この第3シリーズ『地獄少女三鼎』のエンディングテーマ「いちぬけ」を歌うのが、地獄少女こと閻魔あいの声も担当している能登麻美子さんだ。
8月2日にこの「いちぬけ」のレコーディングが行われ、その直後、能登さんへのインタビューが行われた。
能登さんが歌う第3期のED曲の印象、再び演じることになった閻魔あいのことなどを伺った。
──能登さんのレコーディング直後のご感想をお聞かせください。
能登麻美子さん(以下 能登):今回、『地獄少女』の曲を歌わせていただくのは3回目になるんですけれども、1期、2期とまた全然違う曲調になっています。歌い方についてはそんなに変わっていないんですが、曲の雰囲気やメロディは、まただいぶ違うテイストだなと思っています。今は歌をつないでいただいている段階ですが、これが完成するのが楽しみです。
──3期連続で歌を歌われる感想をお聞かせください。
能登:また歌わせていただけるのは、とても嬉しいですね。エンディングで自分が歌うという形で参加させていただけるのは、幸せなことだなと一期でも言っていたんですが、それも3回も続けることができて、とても嬉しく思っています。
──今回の曲はテイストが違うとのことですが、具体的には?
能登:ディレクターさんとのやりとりで毎回テーマのようなものがあるんですが、2期の時は「母親的な目線で」という距離感だったのですが、今回は「ろうそくをイメージしてください」ということで。「私? ろうそく!?」とちょっと驚いたんですけど、ろうそくの火を静かに静かに消さないように、炎は揺らぐけど、消えはしないというような空気感を持って歌ってくださいと言われたので。私もイメージを与えてもらえるととても歌の世界の入りやすかったんですけども。歌としてはとてもフラットで、すごく盛り上がるわけでもなく、火がチロチロ燃えているような、わりと抑揚のない静かな曲という印象を受けました。
──フラットな曲を歌うのは、難しいと思うのですが。
能登:『地獄少女』の曲は、1期も2期もそんなにドラマチックではなく、淡々とはしているんですが、3期の曲は、よりメロディが本当に難しいんですけど、ともすると歌い上げてしまうような曲なので、もっと「ろうそく的に」と先ほどもダメ出しされたんです。多分、曲を聴いていただけると、こういうことかと分かっていただけると思います。私はこれまでとは全然違う世界だなと思いました。
──より静かな曲なんですか?
能登:そうですね。より静かだと思いました。バックの音はヴァイオリンが入ったりとかして静かではないんですが、そこで歌っている存在が消え入りそうな感じが、より1期2期より強いかなという印象ですね。

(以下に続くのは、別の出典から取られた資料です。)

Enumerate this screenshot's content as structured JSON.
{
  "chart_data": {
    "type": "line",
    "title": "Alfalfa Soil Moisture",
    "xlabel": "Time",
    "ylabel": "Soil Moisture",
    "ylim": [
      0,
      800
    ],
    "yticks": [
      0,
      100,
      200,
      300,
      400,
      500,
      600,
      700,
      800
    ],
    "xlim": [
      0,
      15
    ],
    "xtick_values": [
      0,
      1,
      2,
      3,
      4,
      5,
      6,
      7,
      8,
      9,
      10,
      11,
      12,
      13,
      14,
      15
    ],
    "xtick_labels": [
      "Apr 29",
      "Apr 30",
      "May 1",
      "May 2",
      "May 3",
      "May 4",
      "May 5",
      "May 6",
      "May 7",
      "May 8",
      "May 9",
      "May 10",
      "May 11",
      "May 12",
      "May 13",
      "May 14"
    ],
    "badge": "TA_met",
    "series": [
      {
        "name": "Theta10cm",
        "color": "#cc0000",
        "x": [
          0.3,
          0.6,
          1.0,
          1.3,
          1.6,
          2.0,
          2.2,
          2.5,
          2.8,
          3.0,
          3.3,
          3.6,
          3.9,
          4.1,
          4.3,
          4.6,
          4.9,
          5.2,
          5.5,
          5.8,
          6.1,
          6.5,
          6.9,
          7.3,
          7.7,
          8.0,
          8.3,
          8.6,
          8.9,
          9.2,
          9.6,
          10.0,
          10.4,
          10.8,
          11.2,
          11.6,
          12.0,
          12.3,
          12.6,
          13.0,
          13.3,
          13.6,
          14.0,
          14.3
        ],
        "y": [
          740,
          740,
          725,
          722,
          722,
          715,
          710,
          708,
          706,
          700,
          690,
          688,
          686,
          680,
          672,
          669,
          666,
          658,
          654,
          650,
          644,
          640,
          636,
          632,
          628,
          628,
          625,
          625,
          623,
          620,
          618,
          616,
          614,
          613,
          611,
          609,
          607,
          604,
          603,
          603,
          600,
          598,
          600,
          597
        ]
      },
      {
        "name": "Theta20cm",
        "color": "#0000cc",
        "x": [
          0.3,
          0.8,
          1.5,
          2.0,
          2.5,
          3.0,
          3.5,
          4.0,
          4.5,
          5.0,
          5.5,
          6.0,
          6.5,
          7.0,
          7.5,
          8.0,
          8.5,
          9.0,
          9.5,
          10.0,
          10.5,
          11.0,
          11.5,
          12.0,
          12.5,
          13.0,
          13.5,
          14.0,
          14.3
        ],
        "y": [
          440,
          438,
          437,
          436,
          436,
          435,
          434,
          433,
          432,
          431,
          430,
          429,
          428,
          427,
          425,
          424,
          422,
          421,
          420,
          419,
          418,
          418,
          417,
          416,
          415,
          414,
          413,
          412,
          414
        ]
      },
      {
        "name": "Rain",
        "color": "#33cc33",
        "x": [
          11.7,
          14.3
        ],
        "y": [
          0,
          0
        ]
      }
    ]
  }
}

──能登さんは歌詞の世界はどんな風に感じられましたか?
能登:タイトルが「いちぬけ」という曲なんですが、歌詞は、気が付いたら居なくなっている……怖いですね(笑)。怖いんですけど、音もなく存在が消えゆくみたいな、一抜ける、ひとり抜けるとか、そういう「ぬける」という言葉が、私の中では静かにいなくなっていくみたいな印象で。怖いんですけど(笑)。そういう『地獄少女』が持つ静の不気味さというと語弊があるんですが、ちょっと薄ら寒くなる、ひんやりす、怖いけど、惹かれてしまう、目が離せないっていう、そういうものを歌詞から感じました。言葉にしにくいんですが。
──お芝居ではなく、歌で『地獄少女』の世界を表現することの、やりがいや難しさなどがあると思いますが、ご感想をお願いします。

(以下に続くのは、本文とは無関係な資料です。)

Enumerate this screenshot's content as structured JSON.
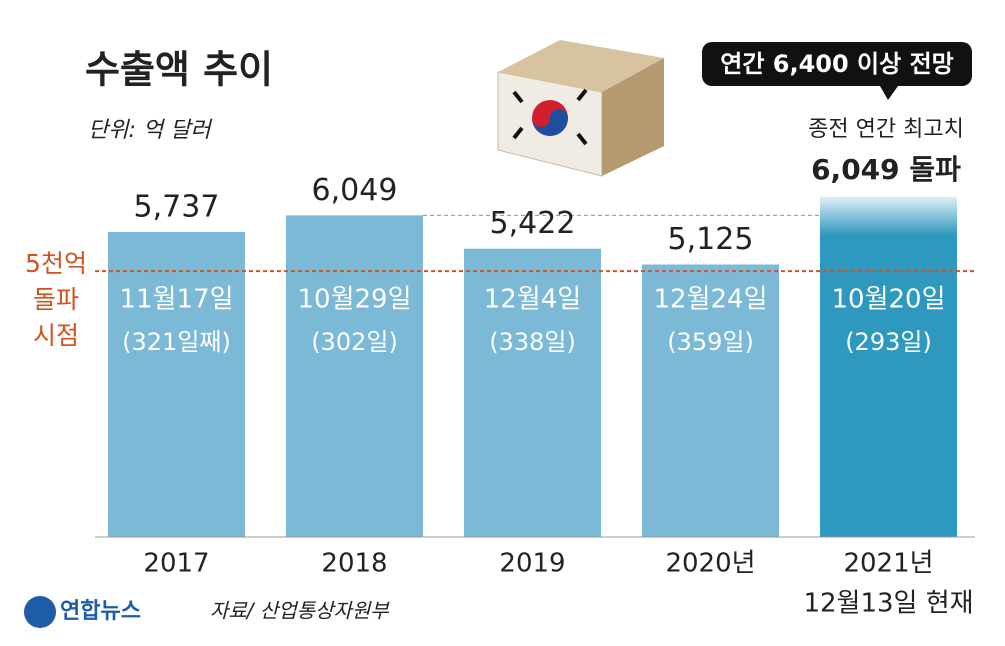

能登:やはり歌はメロディと詩の世界がこの『地獄少女』としっかりリンクしていると思うんですけど。歌は一貫して同じディレクターさんが録ってくださっているんですが、その方が今回はこういうテーマでと、道しるべを下さる方なので、自分もイメージとして歌の『地獄少女』の世界にとけ込んで行くことができると思います。お芝居だと、あいというひとつの絶対的な壁があるんですが、歌の場合は自分全部で、とけ込んで行きますという感じがありますね。役という垣根なく、自分が全部とけていくような心持ちなので、それはやっぱり演じるのとアプローチが違うのかなと思います。
──また3期で閻魔あいを演じることになった感想をお聴かせ下さい。
能登:自分の中でも3期があると頭では分かっていたんですが、まだどこか実感が伴っていない状態だったんです。でも、まだアフレコは始まっていないんですが、先日番宣を録らせていただきまして、久しぶりにあいのセリフを言わせていただいた時に「あ、また帰ってこれたんだ」という、また新しい気持ちで挑戦することができるんだ、あいを演じることができるんだと、とても感慨深かったですね。
──3期の閻魔あいは、1期と2期とだいぶ違う感じになるのでしょうか?
能登:私も第3期がどんなお話になるのかまだ詳しく伺っていなんですが、3期の番宣の中では「あなたは私の中にいる──」って言うんですね。あなたの中というのは、多分、御影ゆずきちゃんという新しいキャラクターにあいが憑依するみたいな……形でしょうか。違ったらごめんなさい。あいは実態がなく、彼女の中に入っているみたいなところから始まる第3期だと思うので。実態がないということはあいの絵がない? てことかなと、全然想像がつかなくて。でも地獄流しはあると思いますし、お馴染みの方々が出てくると思いますので、色々な意味で楽しみ満載です。
──『地獄少女』も3期目ということで、改めてこの作品の魅力はどこにあると思いますか?
能登:そうですね。結構1期と2期でもカラーが違ったと思うんですね。この作品の魅力ってなんなんだろうと考えると、10人の人がいたら、10人が面白い部分が違うんじゃないかと思うんですね。私自身もこの作品の魅力がどこにあるのか、間口が広すぎて分からないんですが。個人的に、なんだろう……。もちろん地獄流しとかもあって、エンターテイメントなんだけど、ちょっとずつリアルが介在していて。いじめの問題とか、物語なんだけど、これを見た後に、「そういうことあるよね」という現実性とか。それから、都市伝説とかも単純に魅力的だと思いますし。全部含めてエンターテイメントが強い作品なんじゃないかと思います。また明るく押し出すというのとも違うところも、昨今では少ないような気もしますし。私もひとつだけ魅力を上げるのは難しいと思います。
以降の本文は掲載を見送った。